“C’est un succès. Indiscutablement”, lâche le Dr Claude Leicher, au sujet de la version 2021 des centres de vaccination, ceux qui ont été édifiés pour lutter contre l’épidémie de Covid-19. Rien à voir avec la version 2009 de ces structures, alors bâties pour venir à bout de l’épidémie de grippe H1N1. “C’est le jour et la nuit”, commente le généraliste drômois retraité, qui, à l’époque, venait d’être fraîchement élu à la tête de MG France. L’erreur commise en 2009 ? Ne pas avoir impliqué, dès le départ, les professionnels de santé de la ville, raconte-t-il. En 2021, si les autorités centrales ont, dans un premier temps, regardé les initiatives de terrain avec circonspection, elles se sont cette fois montrées plus pragmatiques et ont laissé faire… “Il y a eu les grands vaccinodromes gérés par l’Etat, mais la plupart des centres ont été créés par des libéraux”, souligne le Dr Sylvaine Le Liboux, secrétaire générale des Généralistes-CSMF et responsable du centre de vaccination de Valençay (Indre). Dans son département, “12 des 14 centres de vaccination ouverts ont été organisés par des médecins et infirmières libérales. Ça a été un succès car notre département est, en Centre-Val-de-Loire, celui qui a le plus vacciné”, note la généraliste.

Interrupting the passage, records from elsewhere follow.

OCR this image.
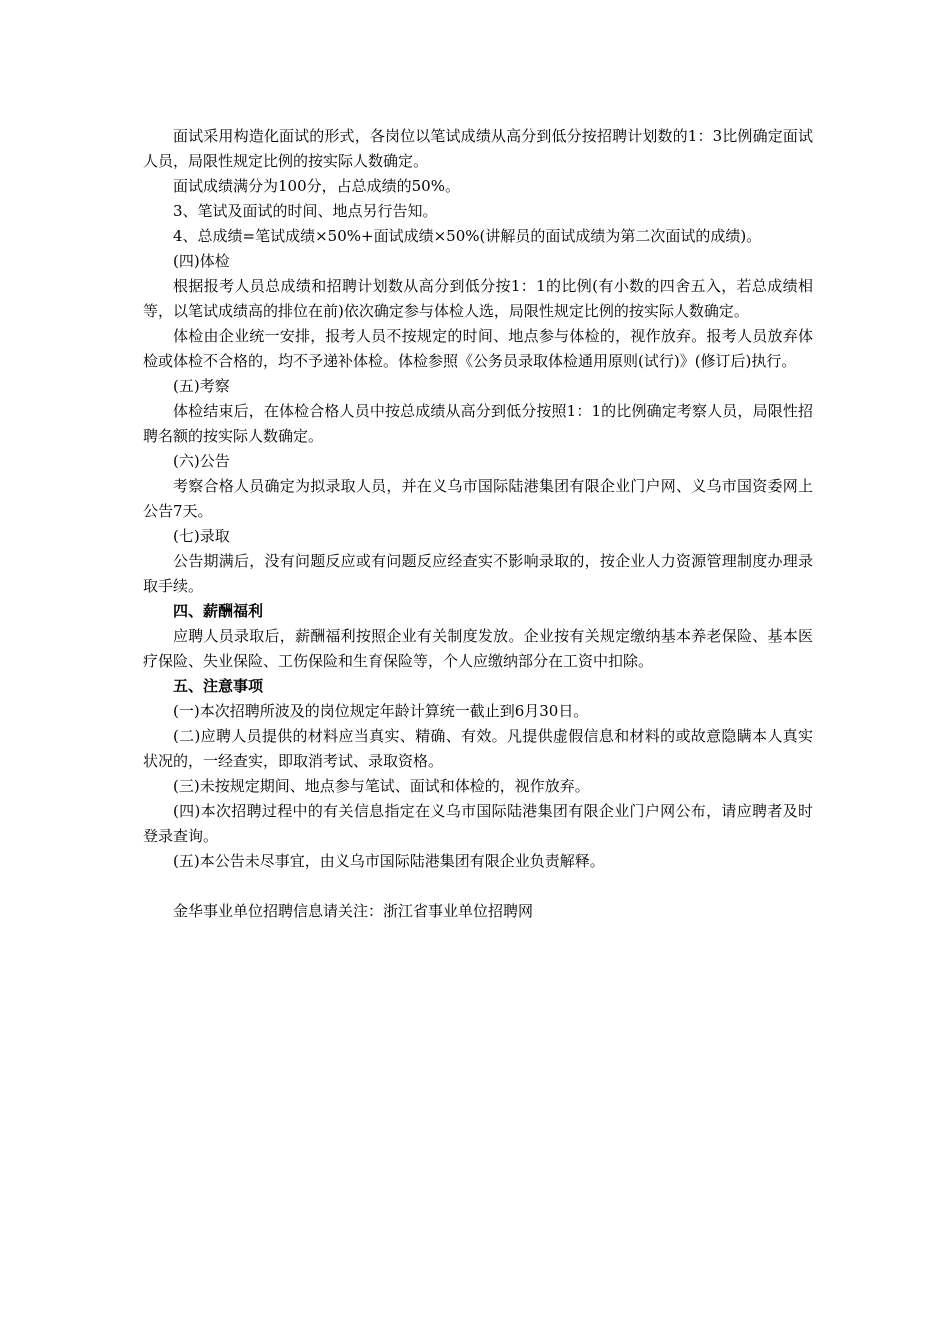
面试采用构造化面试的形式，各岗位以笔试成绩从高分到低分按招聘计划数的1：3比例确定面试人员，局限性规定比例的按实际人数确定。

面试成绩满分为100分，占总成绩的50%。

3、笔试及面试的时间、地点另行告知。

4、总成绩=笔试成绩×50%+面试成绩×50%(讲解员的面试成绩为第二次面试的成绩)。

(四)体检

根据报考人员总成绩和招聘计划数从高分到低分按1：1的比例(有小数的四舍五入，若总成绩相等，以笔试成绩高的排位在前)依次确定参与体检人选，局限性规定比例的按实际人数确定。

体检由企业统一安排，报考人员不按规定的时间、地点参与体检的，视作放弃。报考人员放弃体检或体检不合格的，均不予递补体检。体检参照《公务员录取体检通用原则(试行)》(修订后)执行。

(五)考察

体检结束后，在体检合格人员中按总成绩从高分到低分按照1：1的比例确定考察人员，局限性招聘名额的按实际人数确定。

(六)公告

考察合格人员确定为拟录取人员，并在义乌市国际陆港集团有限企业门户网、义乌市国资委网上公告7天。

(七)录取

公告期满后，没有问题反应或有问题反应经查实不影响录取的，按企业人力资源管理制度办理录取手续。

四、薪酬福利

应聘人员录取后，薪酬福利按照企业有关制度发放。企业按有关规定缴纳基本养老保险、基本医疗保险、失业保险、工伤保险和生育保险等，个人应缴纳部分在工资中扣除。

五、注意事项

(一)本次招聘所波及的岗位规定年龄计算统一截止到6月30日。

(二)应聘人员提供的材料应当真实、精确、有效。凡提供虚假信息和材料的或故意隐瞒本人真实状况的，一经查实，即取消考试、录取资格。

(三)未按规定期间、地点参与笔试、面试和体检的，视作放弃。

(四)本次招聘过程中的有关信息指定在义乌市国际陆港集团有限企业门户网公布，请应聘者及时登录查询。

(五)本公告未尽事宜，由义乌市国际陆港集团有限企业负责解释。

金华事业单位招聘信息请关注：浙江省事业单位招聘网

Sur l’ensemble du territoire, c’est une armée de petites fourmis qui s’est ainsi mobilisée pour tenter de remporter “la guerre” contre le virus. Misant souvent sur la carte de la proximité : “Les personnes étaient vaccinées par des professionnels qu’ils connaissaient, en qui ils avaient confiance, retrace le Dr Le Liboux. On a appelé toutes les personnes âgées, on a fait des listes…” Cette implication de tous les instants se traduit dans les chiffres. Que ce soit à Valençay, 13.000 injections depuis janvier, pour une commune rurale de 2.100 habitants. Ou ailleurs, comme à Arès (Gironde). Dans ce centre tenu par un groupe de médecins ayant tous fait "le choix délibéré depuis le début d’être bénévoles”, ce sont 62 000 vaccins qui ont été délivrés depuis l’ouverture de la structure le 4 mars dernier, expose son directeur, le Dr Hervé Pillon. “C’est un véritable service civique que nous avons rendu à la population locale, et un peu plus que locale d’ailleurs, car nous avons drainé des gens d’un peu partout, notamment cet été, constate-t-il. Je pense que ça a été un succès, car l’indice de satisfaction du centre a été total.”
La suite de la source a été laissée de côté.